Menggerakkan blade untuk menyalurkan angina ke segala penjuru ruangan. Cahaya
matahari mulai masuk menyinari kasur yang berada di dekat jendela. Jalan Raya
depan rumah sudah mulai ramai kendaraan berlalu lalang. Saling salip karena
mereka memang merasa terburu-buru. Apa daya, jam sudah menunjukan pukul tujuh
pagi. Namun di kasur yang telah tersinari matahari lewat jendela itu, pemuda itu masih meringkuk takzim memeluk
bantal guling. Seolah begitulah dia kalau memeluk kekasih. Pemuda yang belum
bangun. Lebih tepatnya belum mau bangun.
“Kak
Rehan, sudah jam 7. Ayo bangun. Nanti telat lho…”
“Hmmmm,
masih jam 7. Kuliah kakak kosong, Na. Tadi malam dapat kabar dari teman satu
kelas.”
“Tapi
kan, Kak?”
Belum
sempat menjawab, Rehan telah merubah posisinya. Membenamkan kepala lebih dalam
ke bantal. Seolah tak mau mendengar apa yang akan disampaikan oleh adiknya,
Lana.
***
Kipas
angin masih berputar dengan kecepatan level dua. Matahari tidak lagi menyinari
sebagian kasur yang Rehan tempati. Tidak, tapi cahayanya sudah hampir memenuhi
seluruh isi kamar. Jam di dinding kamar menunjuk angka setengah sepuluh.
“Duh
jam berapa ini?” Rehan kalang kabut.
Di
meja dekat kasur, terdapat susu yang telah dingin dan secarik kertas.
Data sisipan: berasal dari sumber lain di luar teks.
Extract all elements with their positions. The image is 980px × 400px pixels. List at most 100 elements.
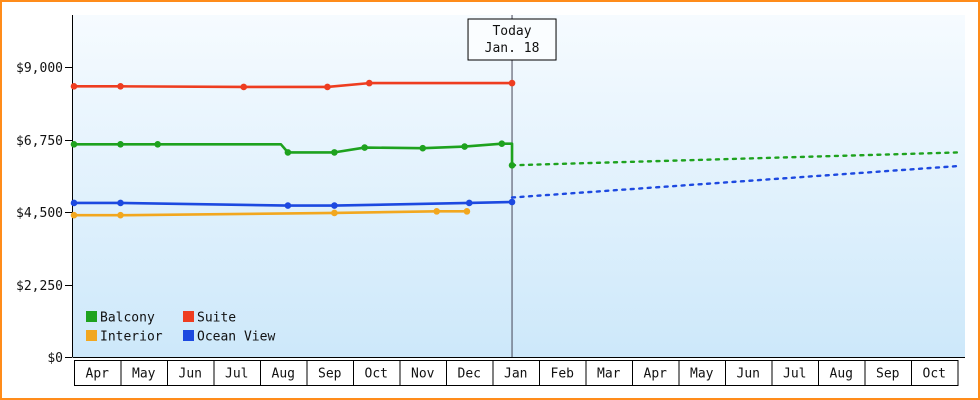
month-cell: Nov (399, 360, 447, 386)
month-label: Jun (179, 367, 202, 382)
month-cell-box (74, 360, 122, 386)
series-interior-point (331, 209, 338, 217)
month-cell: Jun (167, 360, 215, 386)
month-label: May (690, 367, 714, 382)
y-tick-label: $0 (47, 351, 63, 366)
y-tick-label: $6,750 (16, 134, 63, 149)
month-label: May (132, 367, 156, 382)
month-cell-box (492, 360, 540, 386)
today-label: Today (492, 24, 531, 39)
legend-swatch-balcony (86, 311, 97, 322)
month-cell-box (725, 360, 773, 386)
legend-label-balcony: Balcony (100, 311, 155, 326)
series-balcony-point (461, 143, 468, 150)
series-suite (70, 79, 516, 91)
series-ocean-view (70, 164, 962, 209)
month-cell-box (167, 360, 215, 386)
y-tick-label: $4,500 (16, 206, 63, 221)
month-label: Oct (365, 367, 388, 382)
today-label-box (467, 18, 557, 61)
month-cell-box (911, 360, 959, 386)
series-suite-point (508, 79, 516, 87)
series-interior-point (463, 208, 471, 215)
legend-item-suite: Suite (183, 311, 236, 326)
month-cell: Sep (306, 360, 354, 386)
month-label: Oct (923, 367, 946, 382)
series-ocean-view-point (284, 202, 292, 209)
month-cell: Jul (213, 360, 261, 386)
month-cell-box (120, 360, 168, 386)
y-tick-label: $9,000 (16, 61, 63, 76)
series-interior-point (433, 208, 441, 215)
month-cell: Jul (771, 360, 819, 386)
month-cell-box (260, 360, 308, 386)
month-cell-box (632, 360, 680, 386)
legend-item-ocean-view: Ocean View (183, 330, 275, 345)
month-label: Jun (737, 367, 760, 382)
month-cell-box (399, 360, 447, 386)
series-ocean-view-point (70, 199, 78, 207)
month-cell: Dec (446, 360, 494, 386)
series-ocean-view-solid-line (74, 200, 513, 207)
month-label: Jul (783, 367, 806, 382)
month-cell-box (771, 360, 819, 386)
plot-area (73, 15, 965, 357)
series-suite-point (70, 83, 78, 90)
month-cell: Oct (353, 360, 401, 386)
series-ocean-view-point (117, 199, 124, 207)
series-balcony-point (154, 141, 161, 148)
series-ocean-view-point (508, 198, 516, 206)
month-cell: Jun (725, 360, 773, 386)
series-ocean-view-point (465, 199, 473, 207)
series-ocean-view-point (331, 202, 338, 209)
series-interior-point (70, 211, 78, 219)
month-cell-box (539, 360, 587, 386)
month-label: Feb (551, 367, 575, 382)
series-suite-point (324, 83, 331, 91)
month-cell: May (678, 360, 726, 386)
month-cell: May (120, 360, 168, 386)
series-ocean-view-projection-line (510, 164, 962, 199)
legend-item-interior: Interior (86, 330, 163, 345)
month-cell: Feb (539, 360, 587, 386)
series-suite-solid-line (74, 81, 513, 89)
month-cell: Oct (911, 360, 959, 386)
month-label: Aug (272, 367, 295, 382)
legend-label-ocean-view: Ocean View (197, 330, 275, 345)
month-label: Aug (830, 367, 853, 382)
month-cell: Aug (818, 360, 866, 386)
series-suite-point (365, 79, 373, 87)
month-cell-box (585, 360, 633, 386)
month-cell: Sep (864, 360, 912, 386)
month-label: Jan (504, 367, 527, 382)
series-interior (70, 208, 471, 219)
month-cell-box (213, 360, 261, 386)
legend-label-suite: Suite (197, 311, 236, 326)
month-cell: Mar (585, 360, 633, 386)
legend-label-interior: Interior (100, 330, 163, 345)
series-balcony-projection-line (510, 151, 962, 167)
month-label: Apr (86, 367, 110, 382)
legend-swatch-suite (183, 311, 194, 322)
series-balcony-point (117, 141, 124, 148)
month-label: Sep (876, 367, 900, 382)
today-date-label: Jan. 18 (485, 41, 540, 56)
month-cell: Apr (632, 360, 680, 386)
series-interior-point (117, 211, 124, 219)
series-balcony-point (498, 140, 506, 147)
month-cell-box (678, 360, 726, 386)
month-label: Mar (597, 367, 621, 382)
legend-swatch-ocean-view (183, 330, 194, 341)
series-balcony-point (284, 149, 292, 156)
today-marker: Today Jan. 18 (467, 18, 557, 61)
month-label: Dec (458, 367, 481, 382)
month-label: Apr (644, 367, 668, 382)
series-balcony-point (70, 141, 78, 148)
series-suite-point (240, 83, 248, 91)
series-balcony-point (331, 149, 338, 156)
y-tick-label: $2,250 (16, 279, 63, 294)
month-cell-box (446, 360, 494, 386)
legend-item-balcony: Balcony (86, 311, 155, 326)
Ia baru
ingat, ketika adiknya membangunkan tadi, ia juga telah membawakan segelas susu
panas kesukaannya. Susu tersebut tak mungkin masih panas sekarang.
Rehan
mengambil secarik kertas yang diselipkan di bawah gelas.
“Kak
Rehan yang Lana sayang. Kuliah kosong bukan berarti bisa bangun siang lho”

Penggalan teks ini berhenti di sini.